Anne Sexton (November 9, 1928 – October 4, 1974) was an American
poet who was known for her highly personal, confessional verse, and who
won the Pulitzer Prize for poetry in 1967 for her book Live or Die (1966).
She was born Anne Gray Harvey in Newton, Massachusetts, and married to
Alfred Muller Sexton II at age nineteen. Sexton is seen as the modern
model of the confessional poet. She made the experience of being a woman
a central issue in her poetry, and though she endured criticism for bringing
subjects such as menstruation, abortion, and drug addiction into her work,
her skill as a poet transcended the controversy over her subject matter.

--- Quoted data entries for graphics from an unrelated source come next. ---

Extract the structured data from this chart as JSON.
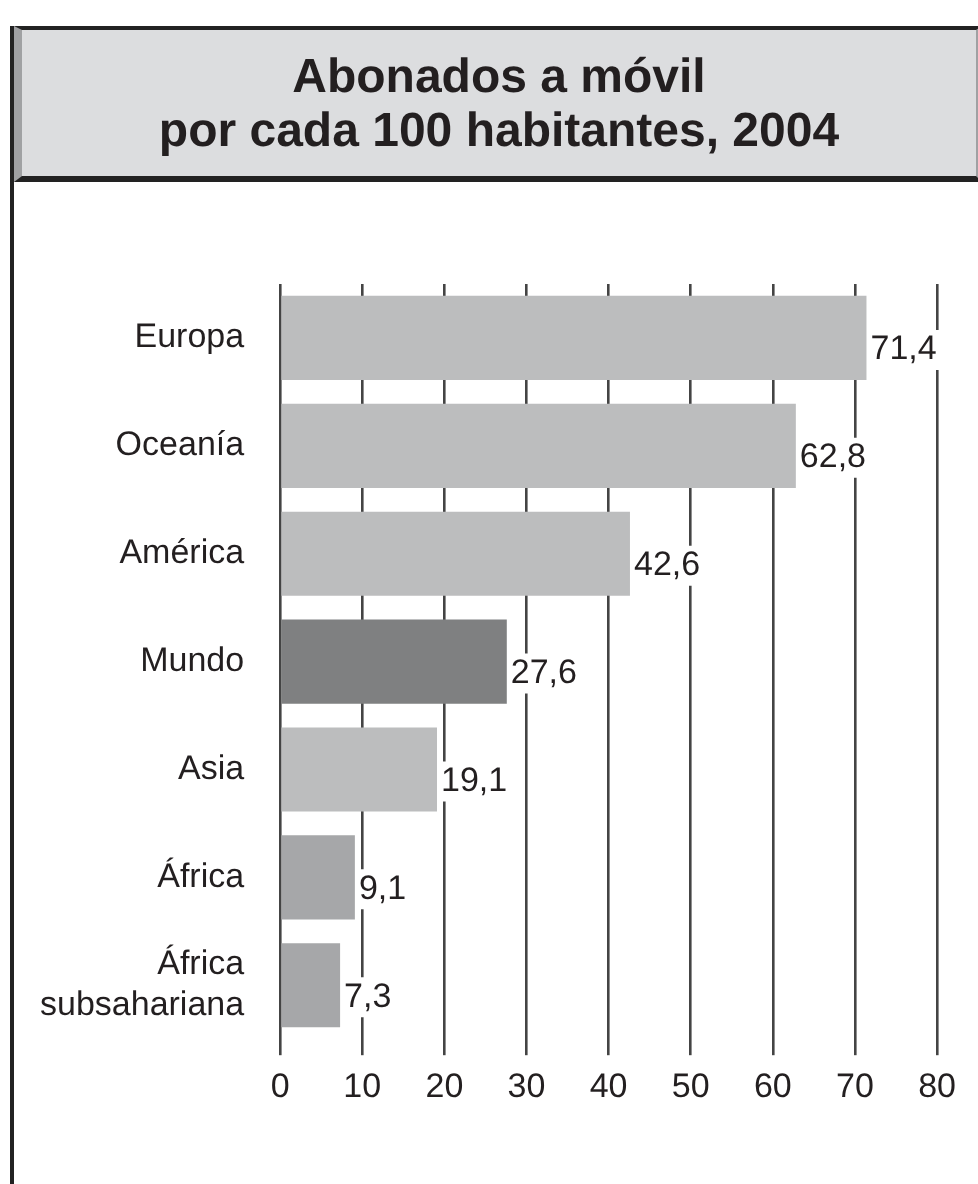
{
  "chart_data": {
    "type": "bar",
    "orientation": "horizontal",
    "title": "Abonados a móvil\npor cada 100 habitantes, 2004",
    "categories": [
      "Europa",
      "Oceanía",
      "América",
      "Mundo",
      "Asia",
      "África",
      "África subsahariana"
    ],
    "values": [
      71.4,
      62.8,
      42.6,
      27.6,
      19.1,
      9.1,
      7.3
    ],
    "colors": [
      "#bcbdbe",
      "#bcbdbe",
      "#bcbdbe",
      "#7f8081",
      "#bcbdbe",
      "#a6a7a9",
      "#a6a7a9"
    ],
    "value_labels": [
      "71,4",
      "62,8",
      "42,6",
      "27,6",
      "19,1",
      "9,1",
      "7,3"
    ],
    "xlim": [
      0,
      80
    ],
    "xticks": [
      0,
      10,
      20,
      30,
      40,
      50,
      60,
      70,
      80
    ],
    "grid": "x"
  }
}
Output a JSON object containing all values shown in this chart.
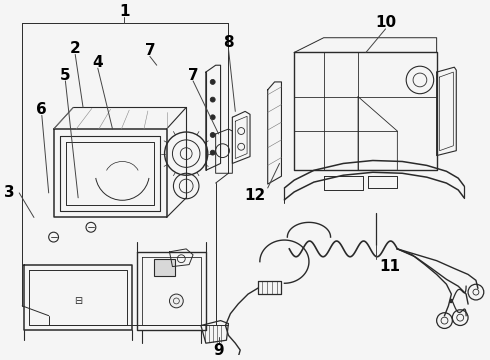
{
  "background_color": "#f5f5f5",
  "line_color": "#2a2a2a",
  "label_color": "#000000",
  "fig_width": 4.9,
  "fig_height": 3.6,
  "dpi": 100
}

Generally, critics see Sexton as a poet whose writing matured over time:
”Starting as a relatively conventional writer, she learned to roughen up her
line ... to use as an instrument against the ’politesse’ of language, politics,
religion [and] sex” (Rothenberg 330). As such, this mini dissertation aims
to investigate the confessional characteristics of Anne Sexton’s poetry
through a gynocritical approach. Through multiple selections of her poetic
oeuvre, the researcher traces the poet’s development of confessional vision,
and its ramification on her status as a female poet, carving her feminist
space in an often disturbing, and disturbed world.
In tracing the development of Anne Sexton’s poetic vision and
technique, one notices that this development has been as consistent and as
systematic as any other great poet. It has also been a development towards
a mature understanding of the women’s condition; a fact which occupied
Sexton’s mind during her long poetic career. It has also been her concern to
find the necessary solutions for this unfavorable condition.